If you drive south out of Chicago through the industrial plumes of Gary, Indiana, then around the southern edge of Lake Michigan, then north beyond the towns of Harbor Country, then off the interstate onto a stretch called Blue Star Highway, then you’ll find dirt fire lanes that end in wide sweeps of dune and beach. Here, in a town called Covert, I’ve been weathering out the pandemic with my family for the past six weeks.



        We are “doing fine” up here, I say to friends, which hides the intricate dramas of private life even as it is mostly true. A more exacting response would chart the wild calibrations of my mind as I toggle between newsfeeds, conversations with colleagues, an excess of e-mails, late-night reading, and a desire to put something into words, while fully knowing that I will fail to track the gross transformations of what this is. This is not “working from home,” this is an apocalypse of the interior life. That life, my life, is scarcely threatened by the exceptional risks taken every day by cashiers, delivery people, and health-care workers. I am a separate story, or rather, I am no story at all. The forms that shape my days, my thinking, have all but disappeared. Gone are hours at the library in Chicago where I work; the meals with others; unprompted conversations; my time with women.
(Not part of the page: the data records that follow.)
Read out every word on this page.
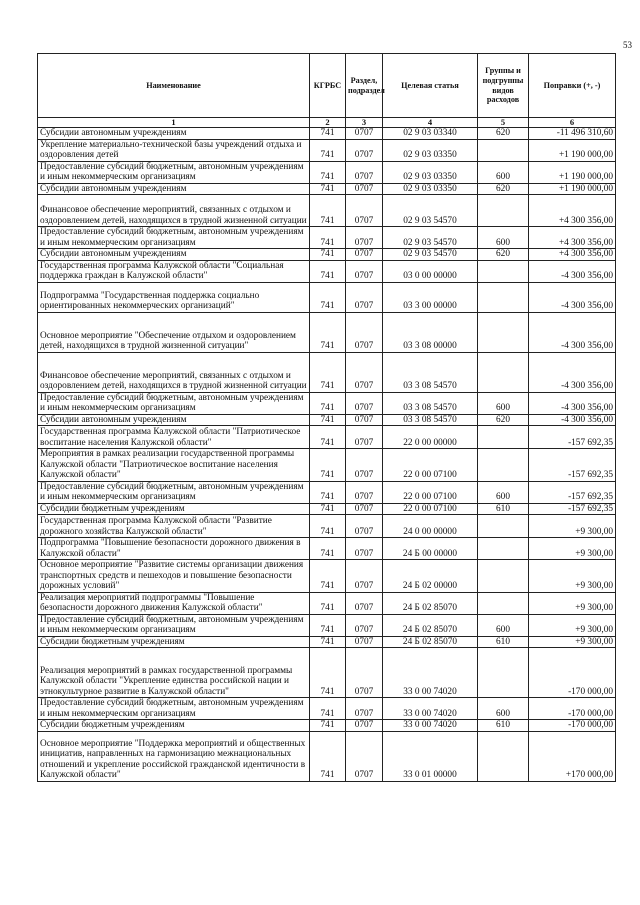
53
Наименование	КГРБС	Раздел, подраздел	Целевая статья	Группы и подгруппы видов расходов	Поправки (+, -)
1	2	3	4	5	6
Субсидии автономным учреждениям	741	0707	02 9 03 03340	620	-11 496 310,60
Укрепление материально-технической базы учреждений отдыха и оздоровления детей	741	0707	02 9 03 03350		+1 190 000,00
Предоставление субсидий бюджетным, автономным учреждениям и иным некоммерческим организациям	741	0707	02 9 03 03350	600	+1 190 000,00
Субсидии автономным учреждениям	741	0707	02 9 03 03350	620	+1 190 000,00
Финансовое обеспечение мероприятий, связанных с отдыхом и оздоровлением детей, находящихся в трудной жизненной ситуации	741	0707	02 9 03 54570		+4 300 356,00
Предоставление субсидий бюджетным, автономным учреждениям и иным некоммерческим организациям	741	0707	02 9 03 54570	600	+4 300 356,00
Субсидии автономным учреждениям	741	0707	02 9 03 54570	620	+4 300 356,00
Государственная программа Калужской области "Социальная поддержка граждан в Калужской области"	741	0707	03 0 00 00000		-4 300 356,00
Подпрограмма "Государственная поддержка социально ориентированных некоммерческих организаций"	741	0707	03 3 00 00000		-4 300 356,00
Основное мероприятие "Обеспечение отдыхом и оздоровлением детей, находящихся в трудной жизненной ситуации"	741	0707	03 3 08 00000		-4 300 356,00
Финансовое обеспечение мероприятий, связанных с отдыхом и оздоровлением детей, находящихся в трудной жизненной ситуации	741	0707	03 3 08 54570		-4 300 356,00
Предоставление субсидий бюджетным, автономным учреждениям и иным некоммерческим организациям	741	0707	03 3 08 54570	600	-4 300 356,00
Субсидии автономным учреждениям	741	0707	03 3 08 54570	620	-4 300 356,00
Государственная программа Калужской области "Патриотическое воспитание населения Калужской области"	741	0707	22 0 00 00000		-157 692,35
Мероприятия в рамках реализации государственной программы Калужской области "Патриотическое воспитание населения Калужской области"	741	0707	22 0 00 07100		-157 692,35
Предоставление субсидий бюджетным, автономным учреждениям и иным некоммерческим организациям	741	0707	22 0 00 07100	600	-157 692,35
Субсидии бюджетным учреждениям	741	0707	22 0 00 07100	610	-157 692,35
Государственная программа Калужской области "Развитие дорожного хозяйства Калужской области"	741	0707	24 0 00 00000		+9 300,00
Подпрограмма "Повышение безопасности дорожного движения в Калужской области"	741	0707	24 Б 00 00000		+9 300,00
Основное мероприятие "Развитие системы организации движения транспортных средств и пешеходов и повышение безопасности дорожных условий"	741	0707	24 Б 02 00000		+9 300,00
Реализация мероприятий подпрограммы "Повышение безопасности дорожного движения Калужской области"	741	0707	24 Б 02 85070		+9 300,00
Предоставление субсидий бюджетным, автономным учреждениям и иным некоммерческим организациям	741	0707	24 Б 02 85070	600	+9 300,00
Субсидии бюджетным учреждениям	741	0707	24 Б 02 85070	610	+9 300,00
Реализация мероприятий в рамках государственной программы Калужской области "Укрепление единства российской нации и этнокультурное развитие в Калужской области"	741	0707	33 0 00 74020		-170 000,00
Предоставление субсидий бюджетным, автономным учреждениям и иным некоммерческим организациям	741	0707	33 0 00 74020	600	-170 000,00
Субсидии бюджетным учреждениям	741	0707	33 0 00 74020	610	-170 000,00
Основное мероприятие "Поддержка мероприятий и общественных инициатив, направленных на гармонизацию межнациональных отношений и укрепление российской гражданской идентичности в Калужской области"	741	0707	33 0 01 00000		+170 000,00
        Many of our days in Covert, with devotion, with enjoyment, I have found beauty in the cycle of family life, especially in the time we spend outdoors. We walk through thick woods grown out of the ruin of ancient forest. Logging created Covert, a scrappy frontier town now credited for its curious history of racial integration. Covert was never a postbellum Freetown nor a utopian community: its integrated schools, churches, and political systems—as early as the 1860s—seem to have been a result of scarce necessity. I wonder about this history, about what humans are capable of becoming, when they abandon how they’ve been told to live.
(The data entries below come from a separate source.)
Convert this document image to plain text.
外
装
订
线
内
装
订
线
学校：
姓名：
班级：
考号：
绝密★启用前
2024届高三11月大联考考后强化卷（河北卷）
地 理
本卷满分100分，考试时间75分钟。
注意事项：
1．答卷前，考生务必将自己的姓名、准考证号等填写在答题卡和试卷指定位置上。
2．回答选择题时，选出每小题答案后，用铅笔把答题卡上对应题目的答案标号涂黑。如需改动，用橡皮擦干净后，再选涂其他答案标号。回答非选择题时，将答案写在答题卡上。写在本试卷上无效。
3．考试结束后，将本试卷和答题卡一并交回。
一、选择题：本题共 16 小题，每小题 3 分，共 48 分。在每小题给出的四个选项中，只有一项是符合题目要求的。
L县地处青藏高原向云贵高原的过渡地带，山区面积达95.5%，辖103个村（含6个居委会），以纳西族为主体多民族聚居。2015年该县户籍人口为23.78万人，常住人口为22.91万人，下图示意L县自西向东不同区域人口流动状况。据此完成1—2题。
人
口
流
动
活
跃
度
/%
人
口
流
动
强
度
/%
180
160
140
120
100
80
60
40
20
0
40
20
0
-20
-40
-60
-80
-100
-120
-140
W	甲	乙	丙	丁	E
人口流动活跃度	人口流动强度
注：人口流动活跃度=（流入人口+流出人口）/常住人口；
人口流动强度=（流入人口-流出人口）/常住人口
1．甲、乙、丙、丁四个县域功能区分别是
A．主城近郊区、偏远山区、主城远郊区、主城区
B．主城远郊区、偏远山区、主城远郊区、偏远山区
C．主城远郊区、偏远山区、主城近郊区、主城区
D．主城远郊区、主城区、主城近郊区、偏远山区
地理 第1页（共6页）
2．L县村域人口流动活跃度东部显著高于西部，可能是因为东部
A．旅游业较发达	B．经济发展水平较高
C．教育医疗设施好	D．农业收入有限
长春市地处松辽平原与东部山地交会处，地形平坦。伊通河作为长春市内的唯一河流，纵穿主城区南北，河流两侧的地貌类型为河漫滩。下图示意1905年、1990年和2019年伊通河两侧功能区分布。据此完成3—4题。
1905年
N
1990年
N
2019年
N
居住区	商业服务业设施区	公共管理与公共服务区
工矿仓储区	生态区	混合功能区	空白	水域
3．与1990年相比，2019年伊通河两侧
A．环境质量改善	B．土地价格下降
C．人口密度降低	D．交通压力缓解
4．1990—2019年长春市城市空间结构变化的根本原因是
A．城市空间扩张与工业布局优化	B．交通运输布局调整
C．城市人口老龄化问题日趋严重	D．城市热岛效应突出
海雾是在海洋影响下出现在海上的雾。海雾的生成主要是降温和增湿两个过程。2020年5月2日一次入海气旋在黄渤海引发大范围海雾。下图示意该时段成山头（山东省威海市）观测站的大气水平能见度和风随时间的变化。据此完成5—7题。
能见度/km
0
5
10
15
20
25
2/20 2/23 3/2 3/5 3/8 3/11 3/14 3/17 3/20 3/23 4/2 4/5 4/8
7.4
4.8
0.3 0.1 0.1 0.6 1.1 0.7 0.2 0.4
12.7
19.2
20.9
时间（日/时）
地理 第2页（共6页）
        I have been waking up very early, too, hoping to work before my boys thump out of their beds. I hesitate before sending detailed e-mails to colleagues: a fall seminar, a spring conference, an exhibition in 2021. What are the ethical strategies for planning past this pandemic? Who can even imagine this far out? The hours of the day dissolve quickly and the present moment, revolving, seems our only center. A close friend, on the phone, tells me to slow the fuck down. A few days later, the New York Times basically says the same thing, in a column called “Wellness” or “The Upshot” or “Smarter Living.” Or maybe it was the Chicago Tribune, which still publishes—the charm of it—horoscopes and comics. The article has disappeared, and I keep spinning.

Who’s the bad guy? asks the youngest, jumping up and down on the sofa.